THE sit-in protest in Armenia’s capital Yerevan entered its ninth day yesterday, three days after the president yielded to demonstrators’ demands.
President Serzh Sargsyan pledged to freeze a 17 per cent electricity price rise on Saturday, which protest organisers No to Plunder hailed as a limited victory.
Mr Sargsyan’s pledge followed a meeting with Russian Transport Minister Maxim Sokolov, who co-chairs a Russian-Armenian economic commission. They also agreed to an audit of the electricity company.
The transcaucasian nation’s power stations and national grid are majority owned by Russian firms.
Protest leader Vaghinak Shushanian appealed to demonstrators on the city’s central avenue to go home. About 2,000 heeded him — but another 6,000 stayed, whistling and jeering as they faced off against police.
Some chanted for “a free and independent Armenia” and waved Armenian flags.
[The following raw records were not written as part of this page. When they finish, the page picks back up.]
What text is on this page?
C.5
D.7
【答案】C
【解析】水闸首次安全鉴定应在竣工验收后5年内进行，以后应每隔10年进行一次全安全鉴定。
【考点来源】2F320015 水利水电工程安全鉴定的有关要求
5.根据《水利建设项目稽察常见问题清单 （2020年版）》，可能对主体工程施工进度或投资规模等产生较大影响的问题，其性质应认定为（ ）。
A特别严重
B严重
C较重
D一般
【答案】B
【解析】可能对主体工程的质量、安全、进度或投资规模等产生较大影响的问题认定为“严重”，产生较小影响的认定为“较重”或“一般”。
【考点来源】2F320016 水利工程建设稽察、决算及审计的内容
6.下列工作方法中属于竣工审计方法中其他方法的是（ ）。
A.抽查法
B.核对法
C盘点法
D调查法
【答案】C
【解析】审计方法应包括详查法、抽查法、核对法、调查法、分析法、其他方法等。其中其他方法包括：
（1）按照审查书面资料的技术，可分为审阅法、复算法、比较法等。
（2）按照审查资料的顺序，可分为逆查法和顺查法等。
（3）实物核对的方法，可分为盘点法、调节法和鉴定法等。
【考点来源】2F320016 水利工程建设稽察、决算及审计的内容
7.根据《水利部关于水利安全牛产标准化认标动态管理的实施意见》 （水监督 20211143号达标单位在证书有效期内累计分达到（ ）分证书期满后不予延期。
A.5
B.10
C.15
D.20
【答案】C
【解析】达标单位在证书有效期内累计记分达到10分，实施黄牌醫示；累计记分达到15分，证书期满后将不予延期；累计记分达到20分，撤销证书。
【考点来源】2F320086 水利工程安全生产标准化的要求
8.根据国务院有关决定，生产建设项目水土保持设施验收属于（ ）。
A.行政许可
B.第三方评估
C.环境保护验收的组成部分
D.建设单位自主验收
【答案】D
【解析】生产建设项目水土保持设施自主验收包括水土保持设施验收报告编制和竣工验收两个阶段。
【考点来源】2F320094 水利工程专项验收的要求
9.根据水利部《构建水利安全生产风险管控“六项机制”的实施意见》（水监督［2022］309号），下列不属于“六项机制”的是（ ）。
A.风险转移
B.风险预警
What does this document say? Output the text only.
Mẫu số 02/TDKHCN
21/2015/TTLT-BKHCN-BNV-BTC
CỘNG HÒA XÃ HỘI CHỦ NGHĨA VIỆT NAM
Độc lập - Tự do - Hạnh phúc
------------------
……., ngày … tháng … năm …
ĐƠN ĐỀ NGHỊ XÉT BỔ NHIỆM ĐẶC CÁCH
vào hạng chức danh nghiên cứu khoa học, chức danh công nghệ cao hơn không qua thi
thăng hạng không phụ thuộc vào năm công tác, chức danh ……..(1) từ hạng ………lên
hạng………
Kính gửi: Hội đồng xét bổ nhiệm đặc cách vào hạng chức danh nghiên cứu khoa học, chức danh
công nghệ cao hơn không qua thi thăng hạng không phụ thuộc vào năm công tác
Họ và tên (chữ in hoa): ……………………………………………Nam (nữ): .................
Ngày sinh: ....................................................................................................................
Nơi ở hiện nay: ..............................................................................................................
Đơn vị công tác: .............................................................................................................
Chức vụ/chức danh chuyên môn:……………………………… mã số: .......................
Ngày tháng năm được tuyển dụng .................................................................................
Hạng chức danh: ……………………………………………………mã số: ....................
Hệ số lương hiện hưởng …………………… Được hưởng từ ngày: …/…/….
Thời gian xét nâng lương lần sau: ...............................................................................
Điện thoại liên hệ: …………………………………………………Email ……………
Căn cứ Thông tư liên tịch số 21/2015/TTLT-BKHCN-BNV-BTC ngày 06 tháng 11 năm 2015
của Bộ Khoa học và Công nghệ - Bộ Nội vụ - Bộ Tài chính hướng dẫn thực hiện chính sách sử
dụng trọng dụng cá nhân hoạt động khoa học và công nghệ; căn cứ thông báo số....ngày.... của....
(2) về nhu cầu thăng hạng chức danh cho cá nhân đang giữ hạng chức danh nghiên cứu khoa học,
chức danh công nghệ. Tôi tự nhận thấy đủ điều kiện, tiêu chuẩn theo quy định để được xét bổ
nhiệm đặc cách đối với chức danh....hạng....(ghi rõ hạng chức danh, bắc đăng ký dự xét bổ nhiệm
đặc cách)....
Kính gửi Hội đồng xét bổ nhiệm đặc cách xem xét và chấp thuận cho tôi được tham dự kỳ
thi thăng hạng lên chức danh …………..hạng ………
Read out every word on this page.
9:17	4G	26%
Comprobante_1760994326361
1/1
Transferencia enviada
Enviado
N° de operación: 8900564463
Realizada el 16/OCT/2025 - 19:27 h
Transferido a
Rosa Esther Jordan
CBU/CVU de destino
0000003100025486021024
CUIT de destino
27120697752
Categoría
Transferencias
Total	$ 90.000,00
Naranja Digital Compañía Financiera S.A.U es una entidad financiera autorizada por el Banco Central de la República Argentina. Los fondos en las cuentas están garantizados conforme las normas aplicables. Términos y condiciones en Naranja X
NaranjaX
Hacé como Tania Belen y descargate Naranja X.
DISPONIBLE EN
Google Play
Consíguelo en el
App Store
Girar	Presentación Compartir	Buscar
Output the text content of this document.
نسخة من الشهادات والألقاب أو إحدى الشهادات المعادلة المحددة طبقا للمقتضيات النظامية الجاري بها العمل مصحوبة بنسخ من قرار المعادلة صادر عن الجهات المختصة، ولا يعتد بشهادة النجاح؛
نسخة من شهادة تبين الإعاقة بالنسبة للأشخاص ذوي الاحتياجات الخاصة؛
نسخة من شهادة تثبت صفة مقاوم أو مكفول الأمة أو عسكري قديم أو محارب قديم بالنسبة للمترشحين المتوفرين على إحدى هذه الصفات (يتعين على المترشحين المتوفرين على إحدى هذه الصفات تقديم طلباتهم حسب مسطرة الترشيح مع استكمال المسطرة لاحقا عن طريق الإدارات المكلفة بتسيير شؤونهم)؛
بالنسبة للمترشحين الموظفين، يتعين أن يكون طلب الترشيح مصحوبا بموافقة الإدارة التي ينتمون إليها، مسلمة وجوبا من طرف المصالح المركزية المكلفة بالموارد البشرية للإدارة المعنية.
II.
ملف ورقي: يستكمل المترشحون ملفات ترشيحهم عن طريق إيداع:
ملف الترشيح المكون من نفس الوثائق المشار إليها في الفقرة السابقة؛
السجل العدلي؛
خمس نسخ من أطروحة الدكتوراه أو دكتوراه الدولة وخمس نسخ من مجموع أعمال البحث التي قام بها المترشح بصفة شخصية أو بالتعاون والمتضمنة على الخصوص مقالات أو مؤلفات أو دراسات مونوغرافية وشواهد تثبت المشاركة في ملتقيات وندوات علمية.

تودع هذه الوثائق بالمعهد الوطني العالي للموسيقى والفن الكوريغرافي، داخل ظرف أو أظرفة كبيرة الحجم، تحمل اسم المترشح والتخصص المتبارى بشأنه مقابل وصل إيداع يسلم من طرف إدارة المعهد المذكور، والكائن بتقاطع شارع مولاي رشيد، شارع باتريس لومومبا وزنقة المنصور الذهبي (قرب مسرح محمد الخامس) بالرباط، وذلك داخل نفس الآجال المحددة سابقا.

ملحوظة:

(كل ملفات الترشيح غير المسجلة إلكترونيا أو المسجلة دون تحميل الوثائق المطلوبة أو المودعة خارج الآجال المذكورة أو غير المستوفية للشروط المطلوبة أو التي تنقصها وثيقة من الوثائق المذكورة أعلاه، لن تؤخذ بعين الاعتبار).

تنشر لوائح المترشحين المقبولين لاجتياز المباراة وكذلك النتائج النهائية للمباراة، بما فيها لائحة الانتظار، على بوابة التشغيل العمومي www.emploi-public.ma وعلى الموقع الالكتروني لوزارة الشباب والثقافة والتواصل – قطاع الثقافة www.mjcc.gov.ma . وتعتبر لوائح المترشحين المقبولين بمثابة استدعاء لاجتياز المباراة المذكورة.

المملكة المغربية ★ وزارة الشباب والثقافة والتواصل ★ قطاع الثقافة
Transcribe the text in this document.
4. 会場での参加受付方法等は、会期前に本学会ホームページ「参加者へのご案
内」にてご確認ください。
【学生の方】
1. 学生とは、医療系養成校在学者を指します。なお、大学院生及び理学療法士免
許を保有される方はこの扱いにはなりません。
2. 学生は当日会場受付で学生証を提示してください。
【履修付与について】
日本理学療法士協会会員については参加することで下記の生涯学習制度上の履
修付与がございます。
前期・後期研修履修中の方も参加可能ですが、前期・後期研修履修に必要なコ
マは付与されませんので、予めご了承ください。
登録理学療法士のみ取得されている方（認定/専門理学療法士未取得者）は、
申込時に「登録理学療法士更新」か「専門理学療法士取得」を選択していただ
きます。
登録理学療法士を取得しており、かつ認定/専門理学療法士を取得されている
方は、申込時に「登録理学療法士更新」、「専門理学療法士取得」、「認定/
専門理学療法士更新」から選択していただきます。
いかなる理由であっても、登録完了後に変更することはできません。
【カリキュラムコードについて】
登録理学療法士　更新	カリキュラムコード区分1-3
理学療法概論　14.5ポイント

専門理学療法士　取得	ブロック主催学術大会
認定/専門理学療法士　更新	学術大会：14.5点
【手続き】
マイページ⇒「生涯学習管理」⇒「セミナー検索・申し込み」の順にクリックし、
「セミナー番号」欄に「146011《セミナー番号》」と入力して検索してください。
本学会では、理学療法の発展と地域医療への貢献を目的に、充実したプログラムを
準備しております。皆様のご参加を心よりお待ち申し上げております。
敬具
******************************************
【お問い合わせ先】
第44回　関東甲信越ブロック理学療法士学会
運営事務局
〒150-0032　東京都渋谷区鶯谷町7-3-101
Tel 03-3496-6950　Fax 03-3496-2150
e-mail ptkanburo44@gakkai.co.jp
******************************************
The US embassy in Yerevan appeared to be supporting the protesters on Sunday, tweeting: “Urge all sides to display peaceful, restrained behavior befitting democratic values.” It then added the protesters’ #Electric Yerevan hashtag.
No to Plunder said those urging people to continue blocking the street may be pursuing political goals.
Last week Sputnik News columnist Andrew Korybko called the Electric Yerevan movement another Western-backed “colour revolution” like those in neighbouring Georgia and nearby Ukraine.
He pointed out that a leading figure in the protest is Nikol Pashinyan, leader of the shadowy Civic Contract movement.